After reading about Dimensions of Dialogue (the seminal work on CCNs) and GlyphNet, I decided to investigate the idea of two artificial neural networks (NNs) communicating over a noisy channel. The idea is to have an arbitrary number of classes that serve as content to be communicated effectively between an observer and speaker, all with the chance of some of the information in the communication to be lost.

Previous work has focused on an agent generating an image and an agent decoding the original class. I decided I wanted to expand on this by creating two NNs that could both serve as “speakers” and “listeners.” Their architectures are simple: convolutional neural networks that share weights, encoding to a single output (the class being communicated) while also generating an image. An initial class is fed into these ConvNets by means of a one-hot encoded vector. In this initial stage, they also receive an image of only ones or zeros. They then generate an image that has noise added to it. This noisy image is finally fed into the other network, along with a vector of the length of the one-hotted classes, but with only zeros.

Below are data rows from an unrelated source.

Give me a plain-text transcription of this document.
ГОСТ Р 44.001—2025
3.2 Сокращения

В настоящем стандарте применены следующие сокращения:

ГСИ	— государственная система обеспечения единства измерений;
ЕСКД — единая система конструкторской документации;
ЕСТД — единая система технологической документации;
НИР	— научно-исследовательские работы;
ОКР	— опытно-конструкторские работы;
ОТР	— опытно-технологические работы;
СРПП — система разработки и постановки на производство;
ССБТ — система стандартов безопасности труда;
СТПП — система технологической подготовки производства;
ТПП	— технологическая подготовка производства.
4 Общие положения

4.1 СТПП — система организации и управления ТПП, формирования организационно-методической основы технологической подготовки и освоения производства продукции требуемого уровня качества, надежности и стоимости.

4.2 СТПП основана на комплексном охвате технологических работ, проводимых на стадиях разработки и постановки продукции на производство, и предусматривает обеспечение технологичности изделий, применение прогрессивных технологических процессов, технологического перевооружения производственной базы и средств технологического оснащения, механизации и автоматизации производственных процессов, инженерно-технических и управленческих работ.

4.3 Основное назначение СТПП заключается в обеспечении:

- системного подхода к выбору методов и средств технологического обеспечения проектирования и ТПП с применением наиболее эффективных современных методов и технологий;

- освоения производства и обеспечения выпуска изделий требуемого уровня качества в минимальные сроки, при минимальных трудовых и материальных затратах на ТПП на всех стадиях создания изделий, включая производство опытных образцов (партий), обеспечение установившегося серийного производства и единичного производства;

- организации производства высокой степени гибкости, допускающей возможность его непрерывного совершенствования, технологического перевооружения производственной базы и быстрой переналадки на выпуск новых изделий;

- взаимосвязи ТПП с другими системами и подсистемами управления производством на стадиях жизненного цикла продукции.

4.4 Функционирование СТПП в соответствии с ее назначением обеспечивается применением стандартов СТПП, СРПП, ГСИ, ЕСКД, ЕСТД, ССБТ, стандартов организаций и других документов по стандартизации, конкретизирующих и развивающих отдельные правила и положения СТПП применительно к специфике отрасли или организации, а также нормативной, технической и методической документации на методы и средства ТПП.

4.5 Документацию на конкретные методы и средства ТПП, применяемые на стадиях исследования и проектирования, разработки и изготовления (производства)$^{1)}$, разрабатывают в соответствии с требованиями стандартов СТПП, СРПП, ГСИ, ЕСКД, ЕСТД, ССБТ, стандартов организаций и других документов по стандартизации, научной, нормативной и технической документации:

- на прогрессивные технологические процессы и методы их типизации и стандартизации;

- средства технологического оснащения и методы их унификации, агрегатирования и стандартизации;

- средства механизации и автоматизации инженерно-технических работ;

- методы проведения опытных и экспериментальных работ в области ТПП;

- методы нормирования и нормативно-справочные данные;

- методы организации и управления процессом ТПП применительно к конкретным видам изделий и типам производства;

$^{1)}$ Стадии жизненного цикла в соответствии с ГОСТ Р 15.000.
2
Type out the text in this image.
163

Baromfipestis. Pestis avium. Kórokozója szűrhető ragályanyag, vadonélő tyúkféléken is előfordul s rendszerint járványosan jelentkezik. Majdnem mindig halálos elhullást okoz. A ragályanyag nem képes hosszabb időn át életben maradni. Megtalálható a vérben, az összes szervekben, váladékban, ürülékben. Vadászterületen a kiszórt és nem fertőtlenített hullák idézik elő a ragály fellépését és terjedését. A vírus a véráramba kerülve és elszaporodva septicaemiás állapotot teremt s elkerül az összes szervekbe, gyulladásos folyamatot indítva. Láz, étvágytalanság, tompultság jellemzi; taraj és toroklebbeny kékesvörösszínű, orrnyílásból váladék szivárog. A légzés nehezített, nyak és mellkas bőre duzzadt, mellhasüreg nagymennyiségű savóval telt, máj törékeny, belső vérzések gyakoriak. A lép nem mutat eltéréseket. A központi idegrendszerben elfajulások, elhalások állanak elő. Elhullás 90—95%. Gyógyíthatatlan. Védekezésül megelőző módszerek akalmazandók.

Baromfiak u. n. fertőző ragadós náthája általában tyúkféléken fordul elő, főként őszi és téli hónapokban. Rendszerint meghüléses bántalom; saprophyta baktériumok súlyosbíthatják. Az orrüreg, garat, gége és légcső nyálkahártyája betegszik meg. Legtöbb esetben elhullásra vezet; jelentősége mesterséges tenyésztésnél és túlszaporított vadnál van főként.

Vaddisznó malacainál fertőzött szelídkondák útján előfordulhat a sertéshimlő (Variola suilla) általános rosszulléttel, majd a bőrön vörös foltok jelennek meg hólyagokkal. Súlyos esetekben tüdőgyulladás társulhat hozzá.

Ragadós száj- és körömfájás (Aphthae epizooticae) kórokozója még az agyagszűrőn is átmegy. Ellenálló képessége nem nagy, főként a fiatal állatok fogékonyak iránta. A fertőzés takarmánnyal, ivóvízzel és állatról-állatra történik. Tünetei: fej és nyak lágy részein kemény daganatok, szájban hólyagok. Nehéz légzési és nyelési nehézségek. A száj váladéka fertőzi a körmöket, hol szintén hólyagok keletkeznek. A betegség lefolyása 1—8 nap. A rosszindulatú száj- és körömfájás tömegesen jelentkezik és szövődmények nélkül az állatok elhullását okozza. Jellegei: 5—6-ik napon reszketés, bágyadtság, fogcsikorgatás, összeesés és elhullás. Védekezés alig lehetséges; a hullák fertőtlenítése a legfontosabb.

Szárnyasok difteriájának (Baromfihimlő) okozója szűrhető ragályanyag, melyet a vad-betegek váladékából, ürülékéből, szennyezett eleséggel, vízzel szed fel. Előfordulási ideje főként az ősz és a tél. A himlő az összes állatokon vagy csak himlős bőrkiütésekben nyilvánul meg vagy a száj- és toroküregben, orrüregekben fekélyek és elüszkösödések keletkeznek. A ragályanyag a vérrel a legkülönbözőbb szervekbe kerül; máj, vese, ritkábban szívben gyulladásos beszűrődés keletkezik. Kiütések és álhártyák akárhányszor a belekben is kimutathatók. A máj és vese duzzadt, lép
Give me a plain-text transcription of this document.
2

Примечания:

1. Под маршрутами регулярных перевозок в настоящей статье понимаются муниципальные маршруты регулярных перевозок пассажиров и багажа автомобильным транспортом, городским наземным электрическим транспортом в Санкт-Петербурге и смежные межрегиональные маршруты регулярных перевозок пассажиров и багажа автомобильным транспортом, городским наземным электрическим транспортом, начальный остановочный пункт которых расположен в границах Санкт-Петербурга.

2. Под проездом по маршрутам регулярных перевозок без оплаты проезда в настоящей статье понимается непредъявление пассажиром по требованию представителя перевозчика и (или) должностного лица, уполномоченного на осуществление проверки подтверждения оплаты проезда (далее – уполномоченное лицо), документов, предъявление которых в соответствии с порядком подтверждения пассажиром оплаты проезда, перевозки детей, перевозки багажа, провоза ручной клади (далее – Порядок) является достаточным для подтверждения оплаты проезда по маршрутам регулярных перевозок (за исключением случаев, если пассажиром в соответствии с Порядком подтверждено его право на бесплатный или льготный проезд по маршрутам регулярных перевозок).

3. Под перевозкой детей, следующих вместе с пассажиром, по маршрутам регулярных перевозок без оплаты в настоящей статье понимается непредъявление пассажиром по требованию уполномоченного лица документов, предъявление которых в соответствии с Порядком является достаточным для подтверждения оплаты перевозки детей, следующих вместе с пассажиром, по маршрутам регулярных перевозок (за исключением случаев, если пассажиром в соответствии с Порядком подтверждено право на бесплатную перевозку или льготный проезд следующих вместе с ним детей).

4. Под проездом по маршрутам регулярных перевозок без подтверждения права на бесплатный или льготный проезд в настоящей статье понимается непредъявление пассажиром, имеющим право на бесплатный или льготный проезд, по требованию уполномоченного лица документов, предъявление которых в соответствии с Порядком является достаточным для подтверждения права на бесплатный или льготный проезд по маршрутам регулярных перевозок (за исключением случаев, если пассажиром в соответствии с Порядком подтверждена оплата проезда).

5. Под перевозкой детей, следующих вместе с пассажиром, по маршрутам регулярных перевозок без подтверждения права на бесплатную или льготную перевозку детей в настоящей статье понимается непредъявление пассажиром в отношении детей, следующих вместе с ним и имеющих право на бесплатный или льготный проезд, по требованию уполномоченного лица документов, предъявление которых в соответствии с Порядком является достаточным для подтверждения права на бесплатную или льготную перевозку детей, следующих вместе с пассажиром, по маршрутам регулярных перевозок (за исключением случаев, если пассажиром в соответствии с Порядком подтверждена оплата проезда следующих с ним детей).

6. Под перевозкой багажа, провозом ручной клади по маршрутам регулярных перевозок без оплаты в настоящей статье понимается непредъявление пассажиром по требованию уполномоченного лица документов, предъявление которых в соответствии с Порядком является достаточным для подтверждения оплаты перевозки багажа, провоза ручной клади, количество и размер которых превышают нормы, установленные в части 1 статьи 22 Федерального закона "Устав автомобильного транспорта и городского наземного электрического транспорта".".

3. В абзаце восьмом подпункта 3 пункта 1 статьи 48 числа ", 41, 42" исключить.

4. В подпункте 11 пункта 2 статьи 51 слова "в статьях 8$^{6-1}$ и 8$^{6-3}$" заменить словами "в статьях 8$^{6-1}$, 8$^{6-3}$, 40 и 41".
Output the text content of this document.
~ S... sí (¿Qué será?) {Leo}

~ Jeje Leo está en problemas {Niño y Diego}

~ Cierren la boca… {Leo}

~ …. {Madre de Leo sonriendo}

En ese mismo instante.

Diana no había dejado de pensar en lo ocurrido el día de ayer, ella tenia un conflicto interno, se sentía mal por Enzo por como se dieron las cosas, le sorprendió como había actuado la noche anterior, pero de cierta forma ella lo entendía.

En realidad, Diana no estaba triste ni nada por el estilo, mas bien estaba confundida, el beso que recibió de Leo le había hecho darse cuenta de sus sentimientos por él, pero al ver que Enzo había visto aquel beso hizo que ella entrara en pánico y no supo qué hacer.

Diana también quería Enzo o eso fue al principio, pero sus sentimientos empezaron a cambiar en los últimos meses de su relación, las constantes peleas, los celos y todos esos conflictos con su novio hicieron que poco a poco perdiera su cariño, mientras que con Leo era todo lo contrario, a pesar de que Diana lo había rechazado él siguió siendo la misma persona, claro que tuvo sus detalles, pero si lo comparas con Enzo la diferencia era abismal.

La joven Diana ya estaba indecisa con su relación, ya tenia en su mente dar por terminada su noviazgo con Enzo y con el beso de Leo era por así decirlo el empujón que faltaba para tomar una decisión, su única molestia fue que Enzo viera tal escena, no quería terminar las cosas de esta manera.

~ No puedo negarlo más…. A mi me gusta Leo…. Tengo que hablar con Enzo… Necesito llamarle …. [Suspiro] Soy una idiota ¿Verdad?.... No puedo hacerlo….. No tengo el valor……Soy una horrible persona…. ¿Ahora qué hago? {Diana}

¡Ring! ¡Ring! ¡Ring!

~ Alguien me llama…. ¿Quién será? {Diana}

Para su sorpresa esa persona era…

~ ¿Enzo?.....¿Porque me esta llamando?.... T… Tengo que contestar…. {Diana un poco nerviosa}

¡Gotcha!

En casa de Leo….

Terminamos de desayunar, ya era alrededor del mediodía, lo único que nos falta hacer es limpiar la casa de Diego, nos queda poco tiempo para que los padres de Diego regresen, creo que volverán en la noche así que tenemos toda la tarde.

This process not only allows both agents to produce outputs, it also allows them to pass this content back and forth over the noisy channel, all while trying to keep the information regarding the original class intact. Similar to a game of telephone between two very forgetful people, the networks pass this image to-and-fro while trying to retain its recognizability.

So, what does all of this mean? Not much in the absence of results.

Noise-robust representations

But when we see these, it becomes clear that, given constraining environments with a lack of capacity (These are only made with 8*8 pixels!) and noise, representations that look a whole lot like our own letters and numbers emerge!

There are a number of ways to move forward with this. Future posts will focus on adversarial additive interference along with different ways of communicating - like audio.